Flippin’ through the channels the other day, I came across that episode of “Gilligan’s Island” where the band of stranded castaways rolled up on that Japanese soldier who was still fighting WWII 20 years after it was over. I guess homie didn’t get the memo. As I sat down to write my 50-something-ish essay on the war to save Black culture from the clutches of corporate evil doers, I turned to MTV2 and saw the same booty slappin’ and gun clappin’ that I saw over a decade ago. I guess I didn’t get the memo either…
There has been a war in Black popular culture between those who believe that the genius of Black talent should be used to uplift humanity and a corporate empire hell bent on turning little Black boys into thugz and little Black girls into strippers, for decades.
Although some may point to earlier conflicts between the civil rights folks and the promoters of Blaxploitation as the genesis of the dispute, for the hip hop generation the first shots were fired somewhere between the late ’80s, and the early ’90s. Despite the hundreds of conferences, books, lectures, etc., discussing the problem of “negativity” in Black culture, more than a decade later Ice Cube is still rappin’ for the “G’s” and Snoop Dogg is still “pimpin’ h–“.
Holly’hood has not faired much better as all the righteous attempts to promote positive images on the silver screen by 80s icons like Spike Lee have not prevented an occasional Soul Plane from popping up. Perhaps, taking the biggest hit was our last refuge of Black literature where, classics such as the “The Bluest Eye” have been pushed off the shelf by urban smut like “How I Seduced My Five Babies’ Daddies.” Even though we have been constantly told how Black folks don’t read, these books are now taking up major retail space at even the most lily White bookstores.

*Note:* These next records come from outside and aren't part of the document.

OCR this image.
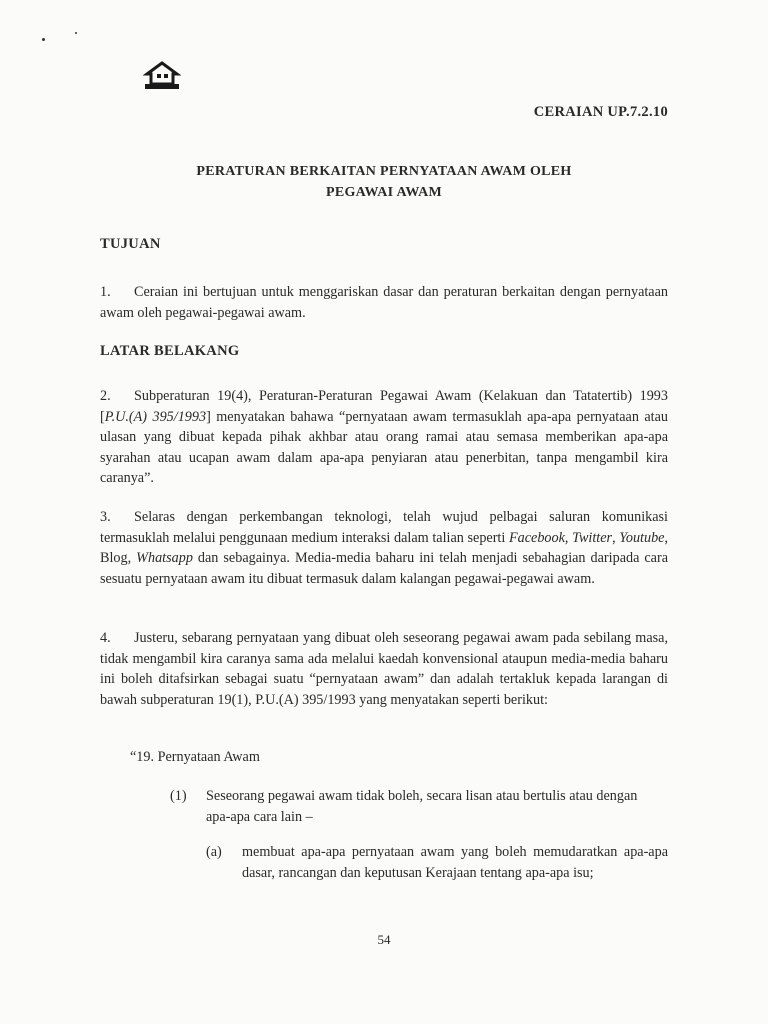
CERAIAN UP.7.2.10
PERATURAN BERKAITAN PERNYATAAN AWAM OLEH
PEGAWAI AWAM
TUJUAN
1. Ceraian ini bertujuan untuk menggariskan dasar dan peraturan berkaitan dengan pernyataan awam oleh pegawai-pegawai awam.
LATAR BELAKANG
2. Subperaturan 19(4), Peraturan-Peraturan Pegawai Awam (Kelakuan dan Tatatertib) 1993 [P.U.(A) 395/1993] menyatakan bahawa “pernyataan awam termasuklah apa-apa pernyataan atau ulasan yang dibuat kepada pihak akhbar atau orang ramai atau semasa memberikan apa-apa syarahan atau ucapan awam dalam apa-apa penyiaran atau penerbitan, tanpa mengambil kira caranya”.
3. Selaras dengan perkembangan teknologi, telah wujud pelbagai saluran komunikasi termasuklah melalui penggunaan medium interaksi dalam talian seperti Facebook, Twitter, Youtube, Blog, Whatsapp dan sebagainya. Media-media baharu ini telah menjadi sebahagian daripada cara sesuatu pernyataan awam itu dibuat termasuk dalam kalangan pegawai-pegawai awam.
4. Justeru, sebarang pernyataan yang dibuat oleh seseorang pegawai awam pada sebilang masa, tidak mengambil kira caranya sama ada melalui kaedah konvensional ataupun media-media baharu ini boleh ditafsirkan sebagai suatu “pernyataan awam” dan adalah tertakluk kepada larangan di bawah subperaturan 19(1), P.U.(A) 395/1993 yang menyatakan seperti berikut:
“19. Pernyataan Awam
(1) Seseorang pegawai awam tidak boleh, secara lisan atau bertulis atau dengan apa-apa cara lain –
(a) membuat apa-apa pernyataan awam yang boleh memudaratkan apa-apa dasar, rancangan dan keputusan Kerajaan tentang apa-apa isu;
54
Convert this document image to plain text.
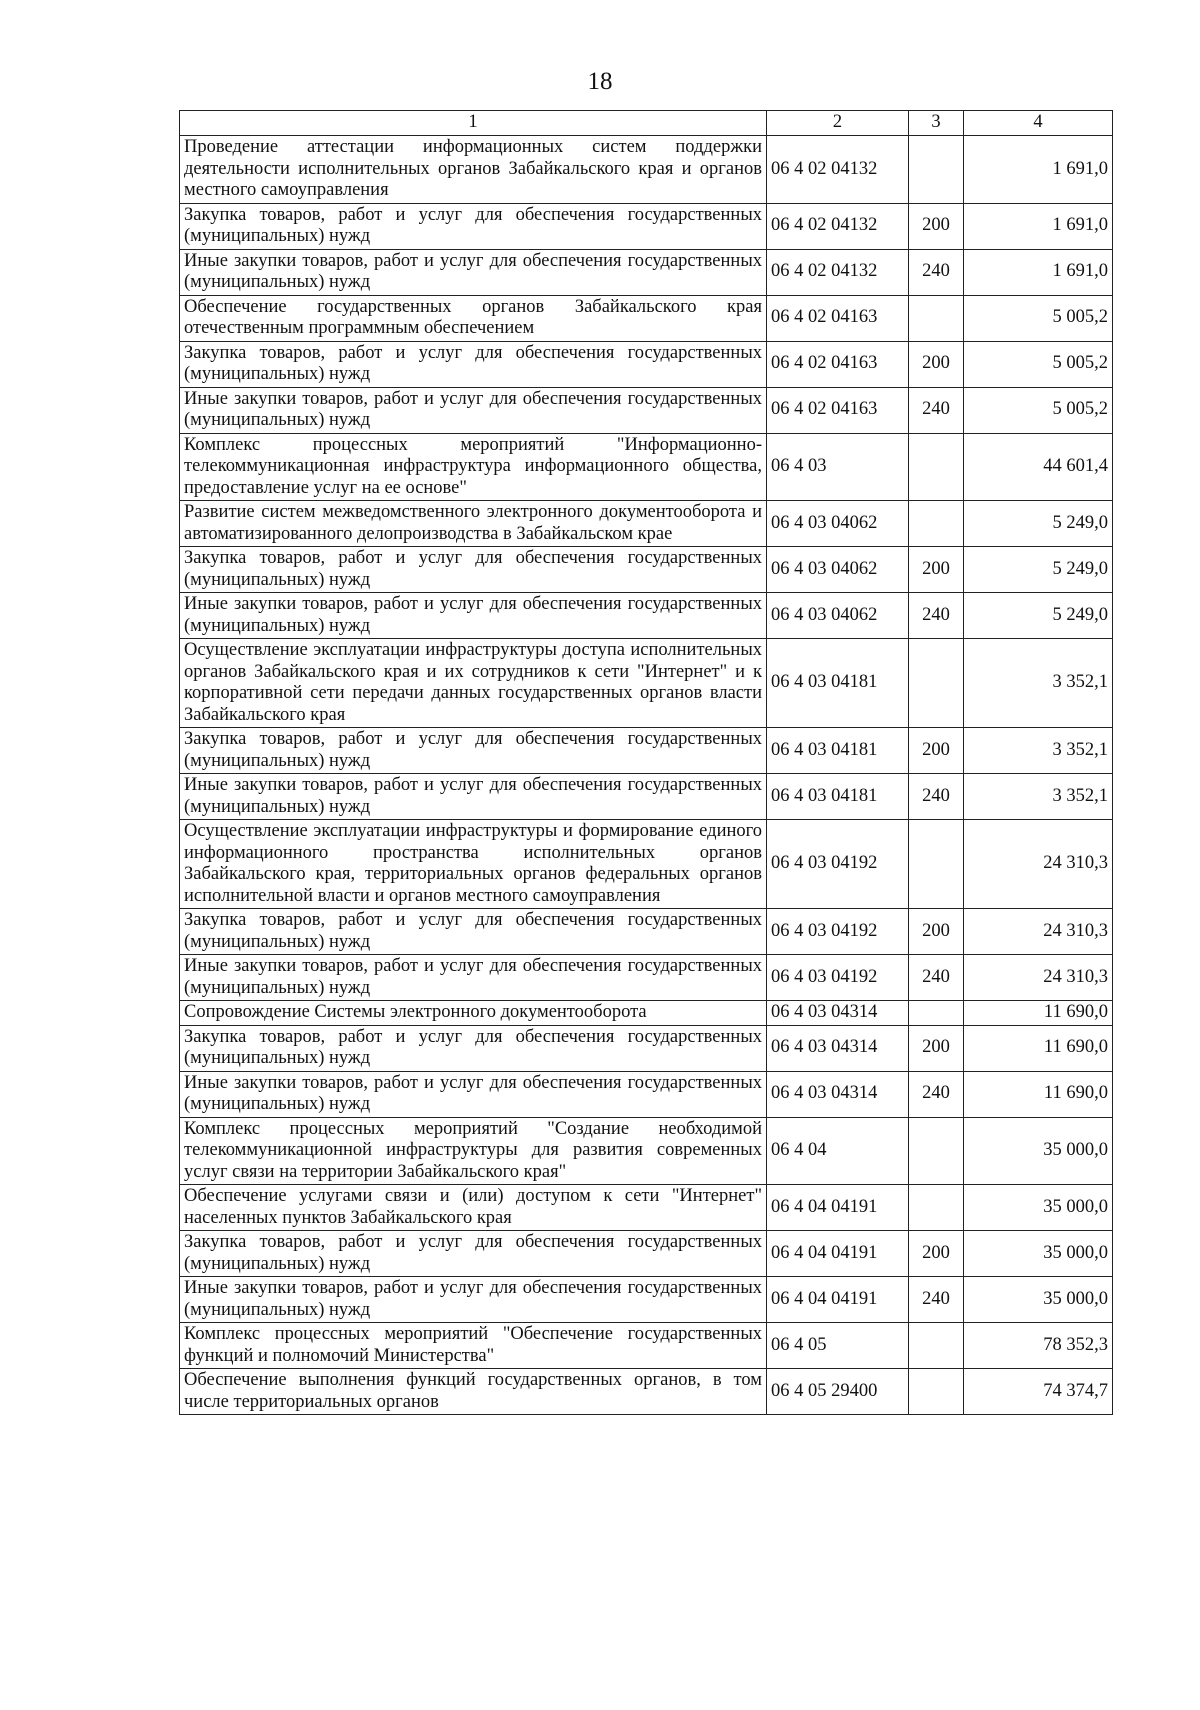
18
1	2	3	4
Проведение аттестации информационных систем поддержки деятельности исполнительных органов Забайкальского края и органов местного самоуправления	06 4 02 04132		1 691,0
Закупка товаров, работ и услуг для обеспечения государственных (муниципальных) нужд	06 4 02 04132	200	1 691,0
Иные закупки товаров, работ и услуг для обеспечения государственных (муниципальных) нужд	06 4 02 04132	240	1 691,0
Обеспечение государственных органов Забайкальского края отечественным программным обеспечением	06 4 02 04163		5 005,2
Закупка товаров, работ и услуг для обеспечения государственных (муниципальных) нужд	06 4 02 04163	200	5 005,2
Иные закупки товаров, работ и услуг для обеспечения государственных (муниципальных) нужд	06 4 02 04163	240	5 005,2
Комплекс процессных мероприятий "Информационно-телекоммуникационная инфраструктура информационного общества, предоставление услуг на ее основе"	06 4 03		44 601,4
Развитие систем межведомственного электронного документооборота и автоматизированного делопроизводства в Забайкальском крае	06 4 03 04062		5 249,0
Закупка товаров, работ и услуг для обеспечения государственных (муниципальных) нужд	06 4 03 04062	200	5 249,0
Иные закупки товаров, работ и услуг для обеспечения государственных (муниципальных) нужд	06 4 03 04062	240	5 249,0
Осуществление эксплуатации инфраструктуры доступа исполнительных органов Забайкальского края и их сотрудников к сети "Интернет" и к корпоративной сети передачи данных государственных органов власти Забайкальского края	06 4 03 04181		3 352,1
Закупка товаров, работ и услуг для обеспечения государственных (муниципальных) нужд	06 4 03 04181	200	3 352,1
Иные закупки товаров, работ и услуг для обеспечения государственных (муниципальных) нужд	06 4 03 04181	240	3 352,1
Осуществление эксплуатации инфраструктуры и формирование единого информационного пространства исполнительных органов Забайкальского края, территориальных органов федеральных органов исполнительной власти и органов местного самоуправления	06 4 03 04192		24 310,3
Закупка товаров, работ и услуг для обеспечения государственных (муниципальных) нужд	06 4 03 04192	200	24 310,3
Иные закупки товаров, работ и услуг для обеспечения государственных (муниципальных) нужд	06 4 03 04192	240	24 310,3
Сопровождение Системы электронного документооборота	06 4 03 04314		11 690,0
Закупка товаров, работ и услуг для обеспечения государственных (муниципальных) нужд	06 4 03 04314	200	11 690,0
Иные закупки товаров, работ и услуг для обеспечения государственных (муниципальных) нужд	06 4 03 04314	240	11 690,0
Комплекс процессных мероприятий "Создание необходимой телекоммуникационной инфраструктуры для развития современных услуг связи на территории Забайкальского края"	06 4 04		35 000,0
Обеспечение услугами связи и (или) доступом к сети "Интернет" населенных пунктов Забайкальского края	06 4 04 04191		35 000,0
Закупка товаров, работ и услуг для обеспечения государственных (муниципальных) нужд	06 4 04 04191	200	35 000,0
Иные закупки товаров, работ и услуг для обеспечения государственных (муниципальных) нужд	06 4 04 04191	240	35 000,0
Комплекс процессных мероприятий "Обеспечение государственных функций и полномочий Министерства"	06 4 05		78 352,3
Обеспечение выполнения функций государственных органов, в том числе территориальных органов	06 4 05 29400		74 374,7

I am a member of that generation who was led to believe by groups like Public Enemy and KRS One that hip hop really was going to change the world for the better. No matter how messed up the Black reality seemed to be, the revolution was coming and it would only be a matter of time before the arrows shot by the conscious rappers and activists would pierce the hearts of even the most incorrigible thugz and pull them into the Black empowerment process. But in 2006, we see ourselves still in the same downward spiral.
So what happens to a hip hop dream too long deferred? Do we keep holding on ’til all hope is gone or do we become that bitter, old, former ’60s Black militant-turned-ultra right-wing conservative who hates everyone associated with youth culture? We must first keep it real with ourselves. We must face the sad reality that, in the war for Black culture, we got whupped like that woman in Hustle and Flow.
Unlike that Apollo dude who died in the ring in that Rocky movie, you gotta know when to throw in the towel. You’ve got to know when to hold ’em and know when to fold ’em.
Am I suggesting some sort of “if you can’t beat them, join them” exit strategy? Don’t be ridiculous. We must cut our losses, do an assessment of what worked and didn’t work and get ready for the next phase of “tha struggle.”
So, today, we are the rap refugees raging against the machine, the corporate media establishment, while proudly sporting 1988 throwback African medallions and Malcolm X caps as the children with gold teeth and white tees jeer at us from their Cadillac Escalades with the spinnin’ rims.
We are the Black culture guerillas fighting behind enemy lines, taking shots at the invincible enemy until the forces of good are once again strong enough to wage a full scale war against the “evil-doers.”
That is the purpose of the “Notes From a Hip Hop Refugee in Exile” project as through a lecture tour, series of essays and an upcoming book, I will aid in the process of critically examining why we lost so that we can move forward.